Our food needs to become more sustainable. But how do you make this message appealing for youth? The province of Vlaams-Brabant, the Colruyt Group, KU Leuven and Vredeseilanden challenged three students marketing from the UCLL, which resulted in the creation of a mobile Food Lab.
During Paradise City (23-25 June) they provided the Paradise City festival visitors to experience the Food of the Future. Their feedback will be used in the further development of new products. After Paradise City the mobile Food Lab will be visiting several other festivals.
Spring rolls with seaweed
The college of UCLL did not hesitate to contribute to this project. “Reaching out to youth with a message of sustainable and healthy consumption fits perfectly with our expertise and ambition regarding marketing communication strategies and goals”, says Sebastiaan Boussauw, professor in marketing. “By doing this our students are actively involved in the development and creation of new ideas concerning sustainable and healthy food, which fits within our focus of sustainable entrepreneurship. This way our students help to shape food of the future”.
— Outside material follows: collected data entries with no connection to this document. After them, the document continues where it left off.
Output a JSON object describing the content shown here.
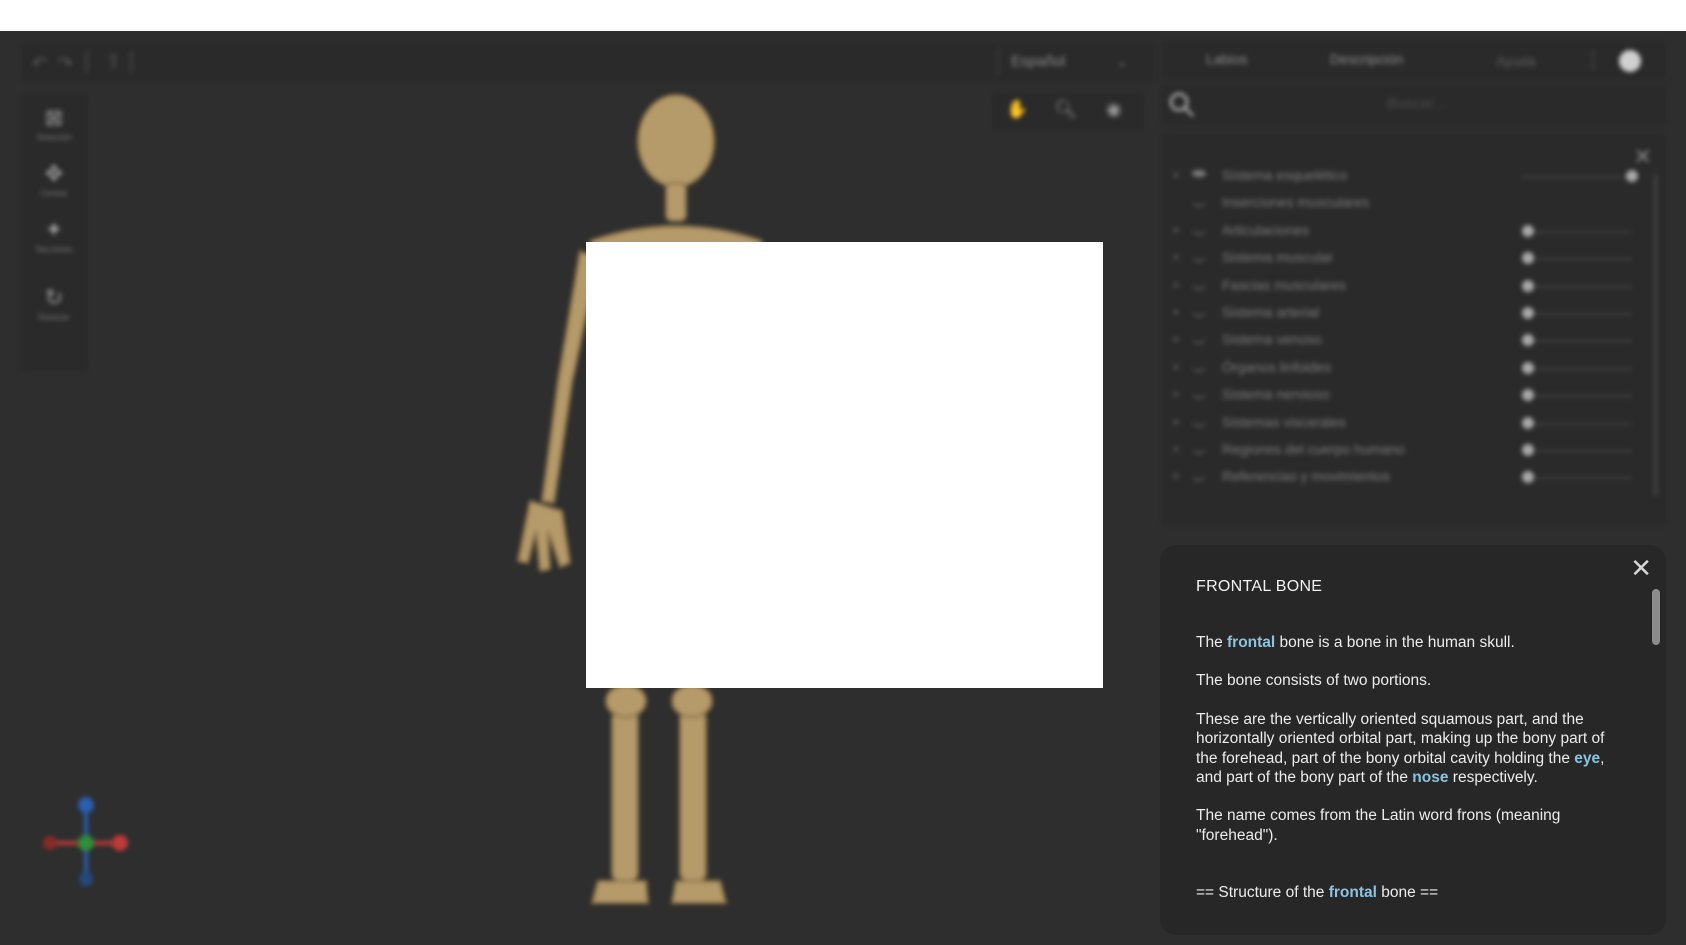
{
  "toolbar": {
    "undo_icon": "undo-icon",
    "redo_icon": "redo-icon",
    "export_icon": "export-icon",
    "language": "Español"
  },
  "tools": [
    {
      "icon": "select-icon",
      "label": "Selección"
    },
    {
      "icon": "move-icon",
      "label": "Centrar"
    },
    {
      "icon": "section-icon",
      "label": "Secciones"
    },
    {
      "icon": "reset-icon",
      "label": "Reiniciar"
    }
  ],
  "view_buttons": [
    "hand-icon",
    "zoom-icon",
    "eye-icon"
  ],
  "tabs": {
    "labels": "Labios",
    "description": "Descripción",
    "help": "Ayuda"
  },
  "search": {
    "placeholder": "Buscar..."
  },
  "layers": [
    {
      "name": "Sistema esquelético",
      "visible": true,
      "opacity": 1.0,
      "expandable": true
    },
    {
      "name": "Inserciones musculares",
      "visible": false,
      "opacity": null,
      "expandable": false
    },
    {
      "name": "Articulaciones",
      "visible": false,
      "opacity": 0.0,
      "expandable": true
    },
    {
      "name": "Sistema muscular",
      "visible": false,
      "opacity": 0.0,
      "expandable": true
    },
    {
      "name": "Fascias musculares",
      "visible": false,
      "opacity": 0.0,
      "expandable": true
    },
    {
      "name": "Sistema arterial",
      "visible": false,
      "opacity": 0.0,
      "expandable": true
    },
    {
      "name": "Sistema venoso",
      "visible": false,
      "opacity": 0.0,
      "expandable": true
    },
    {
      "name": "Órganos linfoides",
      "visible": false,
      "opacity": 0.0,
      "expandable": true
    },
    {
      "name": "Sistema nervioso",
      "visible": false,
      "opacity": 0.0,
      "expandable": true
    },
    {
      "name": "Sistemas viscerales",
      "visible": false,
      "opacity": 0.0,
      "expandable": true
    },
    {
      "name": "Regiones del cuerpo humano",
      "visible": false,
      "opacity": 0.0,
      "expandable": true
    },
    {
      "name": "Referencias y movimientos",
      "visible": false,
      "opacity": 0.0,
      "expandable": true
    }
  ],
  "description": {
    "title": "FRONTAL BONE",
    "p1_a": "The ",
    "p1_link": "frontal",
    "p1_b": " bone is a bone in the human skull.",
    "p2": "The bone consists of two portions.",
    "p3_a": "These are the vertically oriented squamous part, and the horizontally oriented orbital part, making up the bony part of the forehead, part of the bony orbital cavity holding the ",
    "p3_link1": "eye",
    "p3_b": ", and part of the bony part of the ",
    "p3_link2": "nose",
    "p3_c": " respectively.",
    "p4": "The name comes from the Latin word frons (meaning \"forehead\").",
    "structure_a": "== Structure of the ",
    "structure_link": "frontal",
    "structure_b": " bone =="
  },
  "colors": {
    "background": "#2e2e2e",
    "panel": "#2a2a2a",
    "desc_panel": "#272727",
    "link": "#8cc3df",
    "axis_x": "#c03a3a",
    "axis_y": "#2f8f3a",
    "axis_z": "#2a5fb0"
  }
}
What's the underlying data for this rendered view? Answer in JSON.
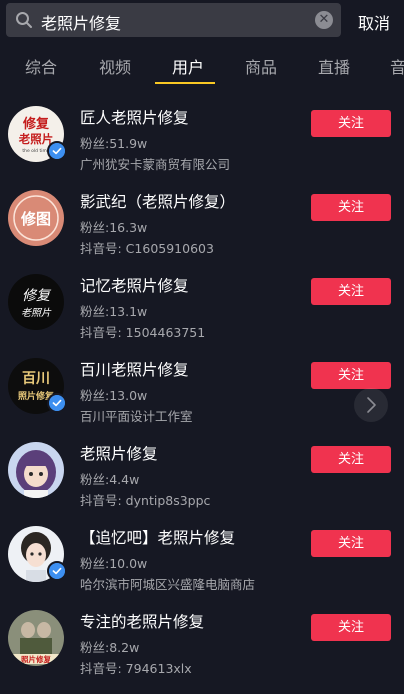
{
  "search": {
    "query": "老照片修复",
    "clear_icon": "clear-icon"
  },
  "cancel_label": "取消",
  "tabs": [
    {
      "label": "综合"
    },
    {
      "label": "视频"
    },
    {
      "label": "用户",
      "active": true
    },
    {
      "label": "商品"
    },
    {
      "label": "直播"
    },
    {
      "label": "音"
    }
  ],
  "users": [
    {
      "name": "匠人老照片修复",
      "fans": "粉丝:51.9w",
      "sub": "广州犹安卡蒙商贸有限公司",
      "verified": true,
      "follow_label": "关注",
      "avatar_text": "修复老照片",
      "avatar_caption": "the old time"
    },
    {
      "name": "影武纪（老照片修复）",
      "fans": "粉丝:16.3w",
      "sub": "抖音号: C1605910603",
      "verified": false,
      "follow_label": "关注",
      "avatar_text": "修图"
    },
    {
      "name": "记忆老照片修复",
      "fans": "粉丝:13.1w",
      "sub": "抖音号: 1504463751",
      "verified": false,
      "follow_label": "关注",
      "avatar_text": "修复老照片"
    },
    {
      "name": "百川老照片修复",
      "fans": "粉丝:13.0w",
      "sub": "百川平面设计工作室",
      "verified": true,
      "follow_label": "关注",
      "avatar_text": "百川照片修复"
    },
    {
      "name": "老照片修复",
      "fans": "粉丝:4.4w",
      "sub": "抖音号: dyntip8s3ppc",
      "verified": false,
      "follow_label": "关注"
    },
    {
      "name": "【追忆吧】老照片修复",
      "fans": "粉丝:10.0w",
      "sub": "哈尔滨市阿城区兴盛隆电脑商店",
      "verified": true,
      "follow_label": "关注"
    },
    {
      "name": "专注的老照片修复",
      "fans": "粉丝:8.2w",
      "sub": "抖音号: 794613xlx",
      "verified": false,
      "follow_label": "关注",
      "avatar_text": "照片修复"
    }
  ],
  "colors": {
    "background": "#161823",
    "follow": "#f0334f",
    "tab_accent": "#f9c824",
    "verified": "#3d8ff0"
  }
}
In the mobile Food Lab you can experience samples yourself. In preparation for Paradise City two appetizers were prepared: a homemade spring roll with seaweed and a sweet cacao & beans dessert. The chef in charge is Akkacha Benazzouz from Medina, Leuven.
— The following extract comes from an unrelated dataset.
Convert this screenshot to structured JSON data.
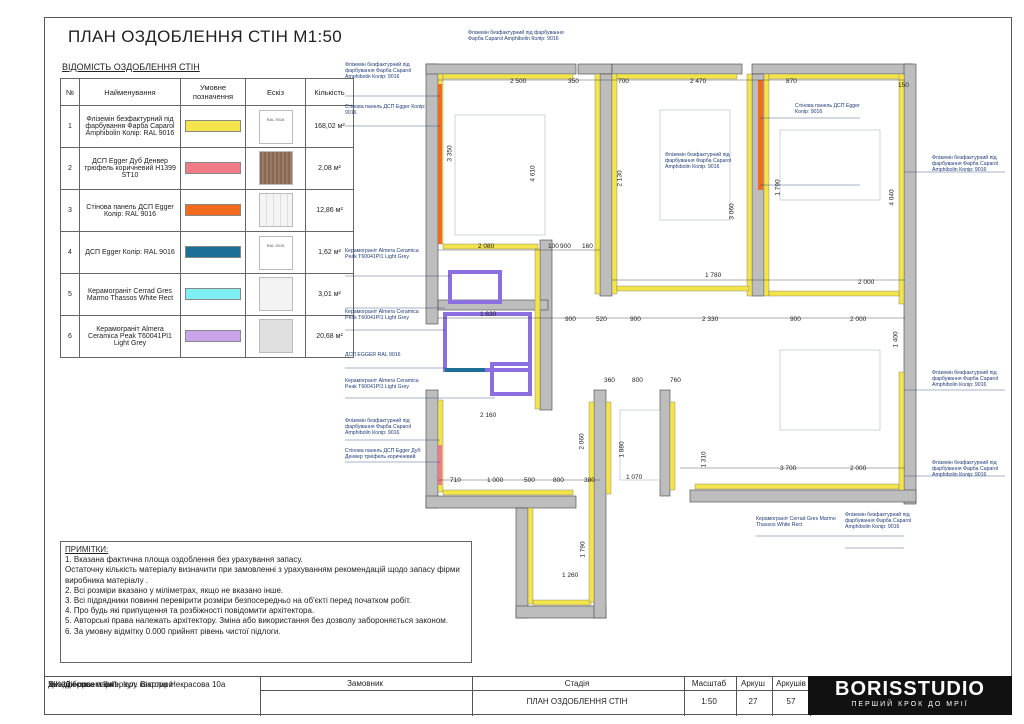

Consumers of the future in the drivers’ seat
The Food Lab is an important part of the project ‘Wanted: food for the Future’. With this project the province Vlaams-Brabant, Vredeseilanden, the Colruyt Group and KU Leuven work together with youth, experts and farmers in search of products to feed the world’s population..
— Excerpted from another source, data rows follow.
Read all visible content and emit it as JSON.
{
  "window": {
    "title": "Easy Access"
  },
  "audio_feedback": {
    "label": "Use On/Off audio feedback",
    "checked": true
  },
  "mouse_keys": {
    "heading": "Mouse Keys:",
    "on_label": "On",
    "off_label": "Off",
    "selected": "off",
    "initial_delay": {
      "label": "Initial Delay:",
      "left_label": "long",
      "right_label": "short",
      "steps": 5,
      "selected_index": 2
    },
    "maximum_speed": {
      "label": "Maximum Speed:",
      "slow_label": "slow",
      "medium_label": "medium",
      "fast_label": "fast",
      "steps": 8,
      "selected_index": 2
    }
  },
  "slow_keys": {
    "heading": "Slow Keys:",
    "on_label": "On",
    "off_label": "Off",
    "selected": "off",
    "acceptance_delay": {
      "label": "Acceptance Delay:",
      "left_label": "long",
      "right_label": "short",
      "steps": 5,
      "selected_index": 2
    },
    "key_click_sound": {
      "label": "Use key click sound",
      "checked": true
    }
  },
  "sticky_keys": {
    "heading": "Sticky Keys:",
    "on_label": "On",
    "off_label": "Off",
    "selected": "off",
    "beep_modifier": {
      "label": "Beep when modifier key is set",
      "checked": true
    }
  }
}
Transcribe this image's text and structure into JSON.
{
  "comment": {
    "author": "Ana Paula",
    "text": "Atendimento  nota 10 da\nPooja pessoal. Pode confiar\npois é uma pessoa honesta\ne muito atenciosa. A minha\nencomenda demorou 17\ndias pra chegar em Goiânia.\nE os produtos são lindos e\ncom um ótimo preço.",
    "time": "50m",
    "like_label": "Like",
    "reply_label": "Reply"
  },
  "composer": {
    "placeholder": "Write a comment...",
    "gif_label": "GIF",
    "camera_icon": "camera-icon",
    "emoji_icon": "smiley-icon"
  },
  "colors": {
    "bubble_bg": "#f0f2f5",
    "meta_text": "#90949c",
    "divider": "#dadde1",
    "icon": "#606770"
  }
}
For the success of this project, the involvement of consumers and especially youth is crucial. “The youth of today are our consumers of tomorrow”, says Tie Roefs, deputy for North-South durability. “They help us conceptualize the challenge we’re facing, are part of taste panels, give input on the scientific and development aspects while also providing a critical outsiders’ perspective.”
‘Wanted: Food for the Future’ wants to kick the debate about food for the future into a higher gear by bringing together a unique group of scientists, entrepreneurs and civil organisations. They aim to achieve this by providing new produce to supermarkets and working together with Southern farmers that work with tasty and sustainable produce. The obstacles that are encountered help shape the process and debate that takes place between all actors involved.